This budget season has been contentious, but one priority seems to have secured some agreement: increasing the State of Maine Grant, a need-based grant awarded to more than 26,000 Maine two- and four-year college students.
There are good reasons why increasing the State of Maine Grant has attracted support from both sides of the aisle. College has become less affordable for all Maine students, but because grants have not kept up with tuition increases, college remains least affordable for the poorest students. State need-based aid has been stagnant or declining in recent years. The “unmet need” for low-income students in Maine is sizeable and growing. As a result, the poorest students either resort to costly student loans or they do not apply to college at all.
This is a bad outcome both for individuals and the state’s economy. Higher college completion rates correlate with higher median wages at the state level. Maine does an above-average job at ensuring students from low-income families successfully graduate from high school. Unfortunately, low-income graduates are much less likely to take the next step and apply to college. There is a 24-point gap between the percent of middle-class high school graduates who apply to college in Maine and the percent of low-income students who apply.
Targeting need-based grant aid to the students who need it most is a strategy proven to boost college matriculation and completion. For example, the Kentucky legislature committed to boosting college graduation rates in 1997 and pursued several strategies, including a dramatic expansion of state grant programs.
In 2000, the low percentage of adult Kentuckians with postsecondary degrees placed Kentucky near the bottom of U.S. states in terms of degree completion. Over the next 10 years, Kentucky improved faster than any other state in the nation on several higher education metrics.
By 2006, Kentucky ranked third in the nation in providing state grants to undergraduates. Beyond its need-based College Access Program grant of $1,900 annually, Kentucky offers an annual premium of up to $375 tied to grade point average, and targets even more aid to students in counties with the lowest degree attainment — so a student qualifying for a “Coal County Scholarship” can receive an additional $6,800 per year.
Between 2000 and 2011, Kentucky’s improvement in both rates of degree holders and on-time completion was the best in the nation. Most notably, the percent of young adults with degrees improved more than any other state — moving Kentucky from 44 th among U.S. states to 36 th. Over the same period, the state had a net gain of new residents without college degrees — so the phenomenon of increased college graduation rates is clearly homegrown. College completion also improved over the same period; Kentucky’s on-time graduation rates from public four-year institutions improved the most in the nation, and graduation rates from community colleges moved from 38 th in the U.S. to 16 th. Overall, Kentucky increased the number of degrees and credentials awarded by 62 percent, and per-capita income increased 22 percent over the period.
The Kentucky story provides compelling evidence that what is often framed as a problem of insufficient aspirations actually results from insufficient financial resources. If students think they can afford college, they will more likely apply, and if they have sufficient resources to attend, that boosts the odds they will complete their degrees.
The increasing debt load of graduates is another symptom of how Maine has fallen behind the rest of the nation in terms of relative higher education grants spending.
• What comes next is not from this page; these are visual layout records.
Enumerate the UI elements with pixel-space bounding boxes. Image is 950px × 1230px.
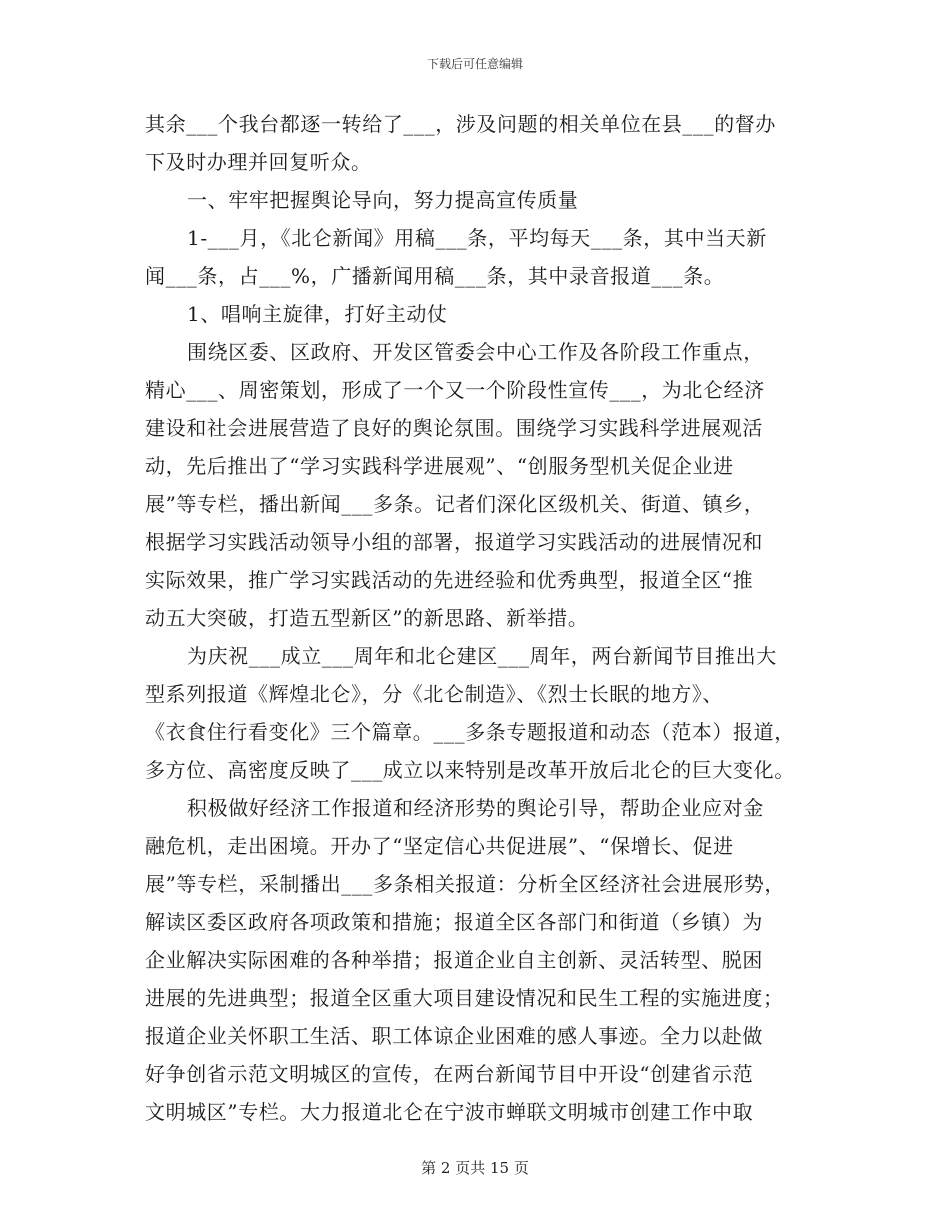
text-line: 动五大突破，打造五型新区”的新思路、新举措。 bbox=[145, 606, 589, 630]
text-line: 展”等专栏，播出新闻___多条。记者们深化区级机关、街道、镇乡， bbox=[145, 492, 765, 516]
text-line: 围绕区委、区政府、开发区管委会中心工作及各阶段工作重点， bbox=[187, 340, 764, 364]
text-line: 1-___月，《北仑新闻》用稿___条，平均每天___条，其中当天新 bbox=[187, 226, 767, 250]
page-number: 第 2 页共 15 页 bbox=[421, 1159, 529, 1177]
text-line: 实际效果，推广学习实践活动的先进经验和优秀典型，报道全区“推 bbox=[145, 568, 754, 592]
text-line: 报道企业关怀职工生活、职工体谅企业困难的感人事迹。全力以赴做 bbox=[145, 1024, 763, 1048]
text-line: 其余___个我台都逐一转给了___，涉及问题的相关单位在县___的督办 bbox=[145, 112, 776, 136]
text-line: 积极做好经济工作报道和经济形势的舆论引导，帮助企业应对金 bbox=[187, 796, 764, 820]
text-line: 闻___条，占___%，广播新闻用稿___条，其中录音报道___条。 bbox=[145, 264, 725, 288]
text-line: 文明城区”专栏。大力报道北仑在宁波市蝉联文明城市创建工作中取 bbox=[145, 1100, 754, 1124]
text-line: 动，先后推出了“学习实践科学进展观”、“创服务型机关促企业进 bbox=[145, 454, 734, 478]
text-line: 为庆祝___成立___周年和北仑建区___周年，两台新闻节目推出大 bbox=[187, 644, 777, 668]
page-header: 下载后可任意编辑 bbox=[426, 57, 523, 71]
text-line: 展”等专栏，采制播出___多条相关报道：分析全区经济社会进展形势， bbox=[145, 872, 786, 896]
text-line: 建设和社会进展营造了良好的舆论氛围。围绕学习实践科学进展观活 bbox=[145, 416, 763, 440]
section-heading: 一、牢牢把握舆论导向，努力提高宣传质量 bbox=[187, 188, 579, 212]
text-line: 型系列报道《辉煌北仑》，分《北仑制造》、《烈士长眠的地方》、 bbox=[145, 682, 723, 706]
subsection-heading: 1、唱响主旋律，打好主动仗 bbox=[187, 302, 448, 326]
text-line: 精心___、周密策划，形成了一个又一个阶段性宣传___，为北仑经济 bbox=[145, 378, 765, 402]
text-line: 解读区委区政府各项政策和措施；报道全区各部门和街道（乡镇）为 bbox=[145, 910, 763, 934]
text-line: 多方位、高密度反映了___成立以来特别是改革开放后北仑的巨大变化。 bbox=[145, 758, 795, 782]
text-line: 根据学习实践活动领导小组的部署，报道学习实践活动的进展情况和 bbox=[145, 530, 763, 554]
text-line: 下及时办理并回复听众。 bbox=[145, 150, 372, 174]
text-line: 企业解决实际困难的各种举措；报道企业自主创新、灵活转型、脱困 bbox=[145, 948, 763, 972]
text-line: 《衣食住行看变化》三个篇章。___多条专题报道和动态（范本）报道， bbox=[145, 720, 795, 744]
text-line: 融危机，走出困境。开办了“坚定信心共促进展”、“保增长、促进 bbox=[145, 834, 734, 858]
document-body bbox=[145, 105, 805, 1131]
text-line: 进展的先进典型；报道全区重大项目建设情况和民生工程的实施进度； bbox=[145, 986, 784, 1010]
text-line: 好争创省示范文明城区的宣传，在两台新闻节目中开设“创建省示范 bbox=[145, 1062, 754, 1086]
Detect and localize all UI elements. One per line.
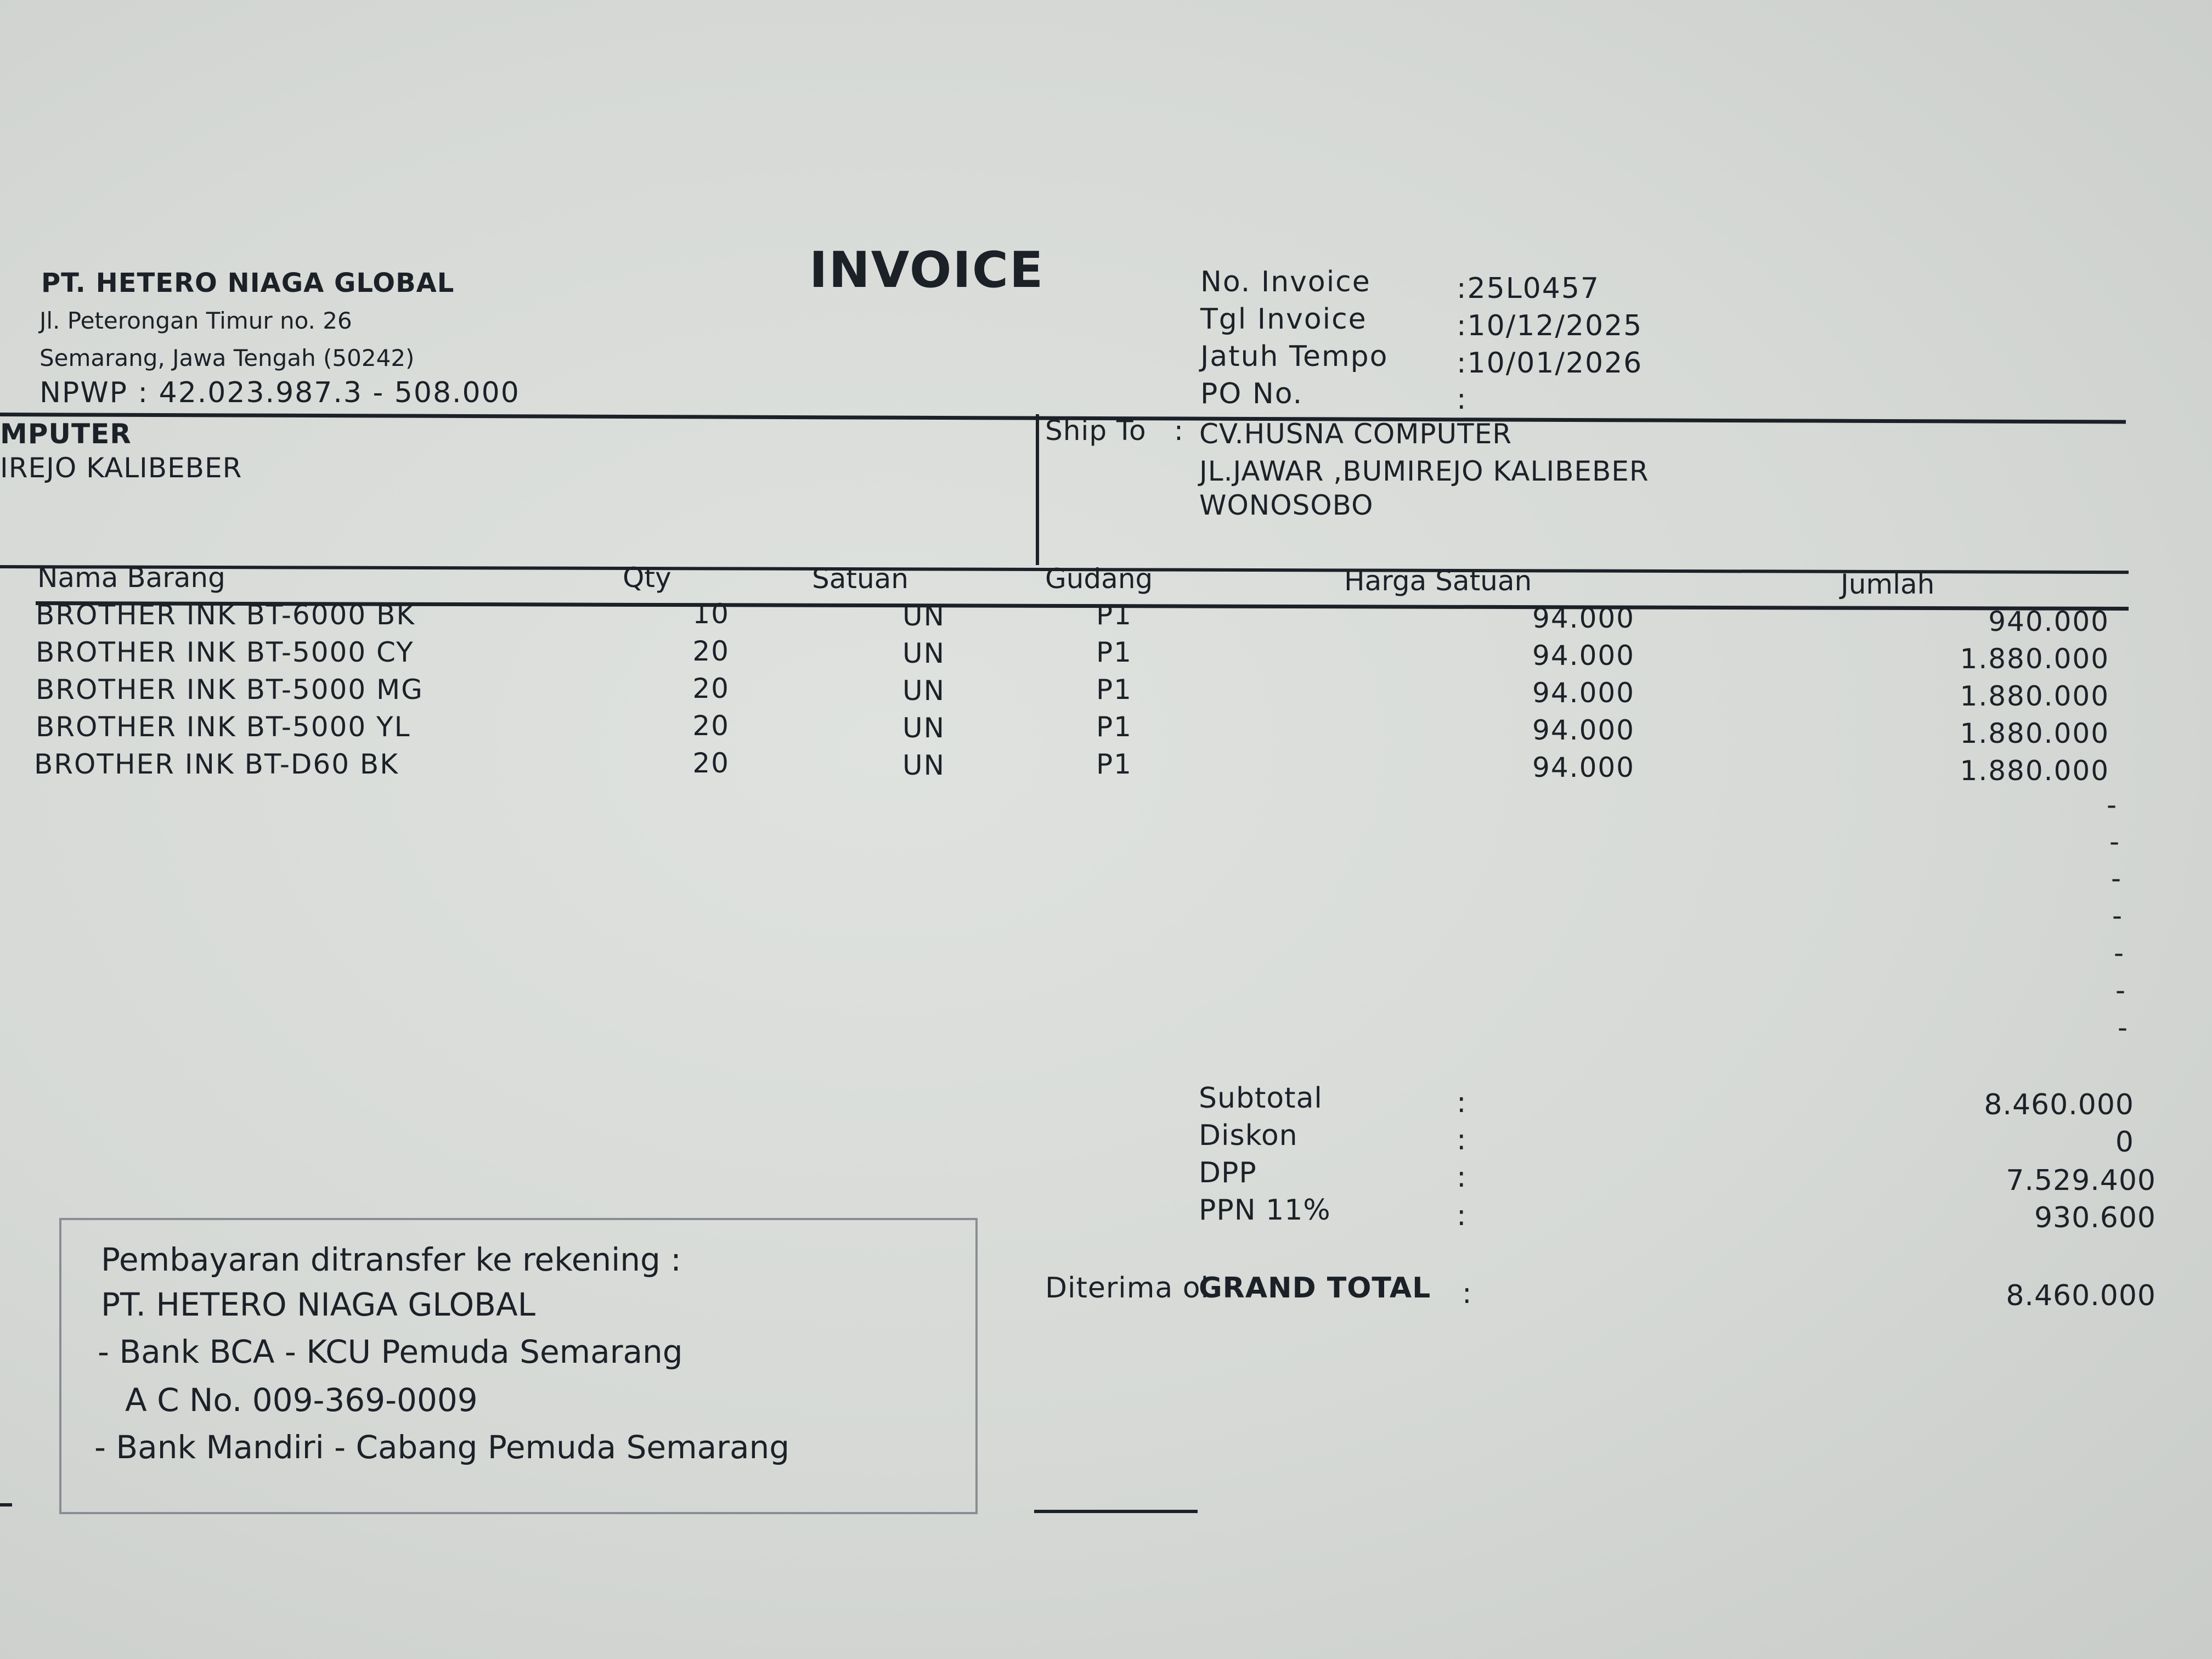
row-item-unit: UN bbox=[902, 675, 945, 707]
col-header-name: Nama Barang bbox=[37, 562, 225, 594]
meta-value-invoice-no: :25L0457 bbox=[1457, 272, 1600, 305]
grand-total-label: GRAND TOTAL bbox=[1199, 1272, 1431, 1305]
col-header-unit: Satuan bbox=[812, 563, 909, 595]
row-item-price: 94.000 bbox=[1532, 602, 1635, 634]
col-header-warehouse: Gudang bbox=[1045, 563, 1153, 595]
company-npwp: NPWP : 42.023.987.3 - 508.000 bbox=[40, 376, 520, 409]
ship-to-label: Ship To bbox=[1045, 415, 1147, 447]
meta-label-invoice-date: Tgl Invoice bbox=[1200, 303, 1367, 336]
row-item-qty: 20 bbox=[692, 635, 730, 667]
subtotal-label: Subtotal bbox=[1199, 1082, 1323, 1115]
empty-row-dash: - bbox=[2114, 937, 2125, 969]
meta-value-po-no: : bbox=[1457, 383, 1468, 416]
payment-line2: PT. HETERO NIAGA GLOBAL bbox=[101, 1286, 535, 1323]
row-item-unit: UN bbox=[902, 637, 945, 669]
payment-line3: - Bank BCA - KCU Pemuda Semarang bbox=[98, 1333, 683, 1370]
discount-colon: : bbox=[1457, 1124, 1467, 1156]
row-item-qty: 20 bbox=[692, 747, 730, 779]
ship-to-line3: WONOSOBO bbox=[1199, 489, 1374, 521]
row-item-amount: 1.880.000 bbox=[1960, 643, 2109, 675]
company-address-line1: Jl. Peterongan Timur no. 26 bbox=[40, 307, 352, 334]
row-item-amount: 1.880.000 bbox=[1960, 755, 2109, 787]
bill-to-line2: IREJO KALIBEBER bbox=[0, 452, 242, 484]
row-item-price: 94.000 bbox=[1532, 752, 1635, 783]
dpp-value: 7.529.400 bbox=[2006, 1164, 2156, 1197]
row-item-name: BROTHER INK BT-5000 YL bbox=[36, 711, 411, 743]
row-item-amount: 1.880.000 bbox=[1960, 718, 2109, 749]
row-item-unit: UN bbox=[902, 712, 945, 744]
ship-to-colon: : bbox=[1174, 415, 1184, 447]
ship-to-line2: JL.JAWAR ,BUMIREJO KALIBEBER bbox=[1199, 455, 1649, 487]
company-address-line2: Semarang, Jawa Tengah (50242) bbox=[40, 345, 415, 371]
grand-total-value: 8.460.000 bbox=[2006, 1279, 2156, 1312]
subtotal-colon: : bbox=[1457, 1086, 1467, 1119]
meta-label-po-no: PO No. bbox=[1200, 377, 1304, 410]
meta-label-due-date: Jatuh Tempo bbox=[1200, 340, 1389, 373]
empty-row-dash: - bbox=[2115, 974, 2127, 1006]
ship-to-line1: CV.HUSNA COMPUTER bbox=[1199, 418, 1513, 450]
ppn-label: PPN 11% bbox=[1199, 1194, 1331, 1227]
row-item-qty: 10 bbox=[692, 598, 730, 630]
dpp-label: DPP bbox=[1199, 1156, 1257, 1189]
subtotal-value: 8.460.000 bbox=[1984, 1088, 2134, 1121]
row-item-warehouse: P1 bbox=[1096, 599, 1132, 631]
dpp-colon: : bbox=[1457, 1161, 1467, 1194]
signature-line bbox=[1034, 1510, 1198, 1513]
empty-row-dash: - bbox=[2118, 1012, 2129, 1043]
col-header-price: Harga Satuan bbox=[1344, 565, 1532, 597]
empty-row-dash: - bbox=[2112, 900, 2124, 932]
payment-line1: Pembayaran ditransfer ke rekening : bbox=[101, 1241, 681, 1278]
payment-line4: A C No. 009-369-0009 bbox=[125, 1381, 478, 1419]
row-item-warehouse: P1 bbox=[1096, 711, 1132, 743]
row-item-price: 94.000 bbox=[1532, 640, 1635, 672]
empty-row-dash: - bbox=[2111, 862, 2123, 894]
row-item-name: BROTHER INK BT-5000 MG bbox=[36, 674, 424, 706]
edge-mark bbox=[0, 1503, 12, 1506]
row-item-price: 94.000 bbox=[1532, 714, 1635, 746]
col-header-amount: Jumlah bbox=[1841, 568, 1935, 600]
row-item-unit: UN bbox=[902, 749, 945, 781]
row-item-warehouse: P1 bbox=[1096, 674, 1132, 706]
row-item-warehouse: P1 bbox=[1096, 748, 1132, 780]
ppn-value: 930.600 bbox=[2034, 1201, 2156, 1234]
row-item-qty: 20 bbox=[692, 673, 730, 704]
ppn-colon: : bbox=[1457, 1199, 1467, 1232]
meta-value-invoice-date: :10/12/2025 bbox=[1457, 309, 1643, 342]
discount-value: 0 bbox=[2115, 1126, 2134, 1159]
bill-to-line1: MPUTER bbox=[0, 418, 132, 450]
received-by-label: Diterima ol bbox=[1045, 1272, 1210, 1305]
row-item-amount: 1.880.000 bbox=[1960, 680, 2109, 712]
empty-row-dash: - bbox=[2107, 789, 2118, 821]
row-item-qty: 20 bbox=[692, 710, 730, 742]
document-title: INVOICE bbox=[809, 241, 1045, 299]
row-item-price: 94.000 bbox=[1532, 677, 1635, 709]
payment-line5: - Bank Mandiri - Cabang Pemuda Semarang bbox=[94, 1429, 790, 1466]
meta-label-invoice-no: No. Invoice bbox=[1200, 266, 1371, 298]
row-item-amount: 940.000 bbox=[1988, 606, 2109, 637]
col-header-qty: Qty bbox=[623, 562, 672, 594]
row-item-name: BROTHER INK BT-D60 BK bbox=[34, 748, 399, 780]
row-item-name: BROTHER INK BT-5000 CY bbox=[36, 636, 414, 668]
meta-value-due-date: :10/01/2026 bbox=[1457, 347, 1643, 380]
row-item-name: BROTHER INK BT-6000 BK bbox=[36, 599, 416, 631]
row-item-unit: UN bbox=[902, 600, 945, 632]
discount-label: Diskon bbox=[1199, 1119, 1298, 1152]
grand-total-colon: : bbox=[1462, 1277, 1472, 1310]
company-name: PT. HETERO NIAGA GLOBAL bbox=[41, 268, 455, 298]
address-divider bbox=[1036, 414, 1039, 565]
empty-row-dash: - bbox=[2109, 826, 2121, 857]
row-item-warehouse: P1 bbox=[1096, 636, 1132, 668]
Attending the flagship four-year campus in Kentucky costs $23,100 per year. The flagship four-year campus in Maine costs $23,102. But debt bedevils Maine graduates far more: Maine’s average student debt load of $29,934 is the seventh-heaviest in the nation. In contrast, Kentucky ranks 34 th in the nation in average student debt load.
In 1993-94, Maine ranked 24 th for state grant funds awarded per student, and Kentucky ranked 21st. Since then, Kentucky has moved up to the top 10 in the U.S., while Maine’s grant monies per student have fallen to 31 st in the nation. Ultimately, the issue isn’t a competition among states, but what is best for Maine students and the state economy. Increasing state grant aid could be transformational for thousands of Maine students, opening doors to opportunity to them and putting Maine on the path to a stronger, more vibrant economy.
Christy Daggett is a policy analyst at the Maine Center for Economic Policy. She is a member of the Maine chapter of the Scholars Strategy Network, which brings together scholars from across the country to address public challenges and their policy implications. Members’ columns appear in the BDN every other week.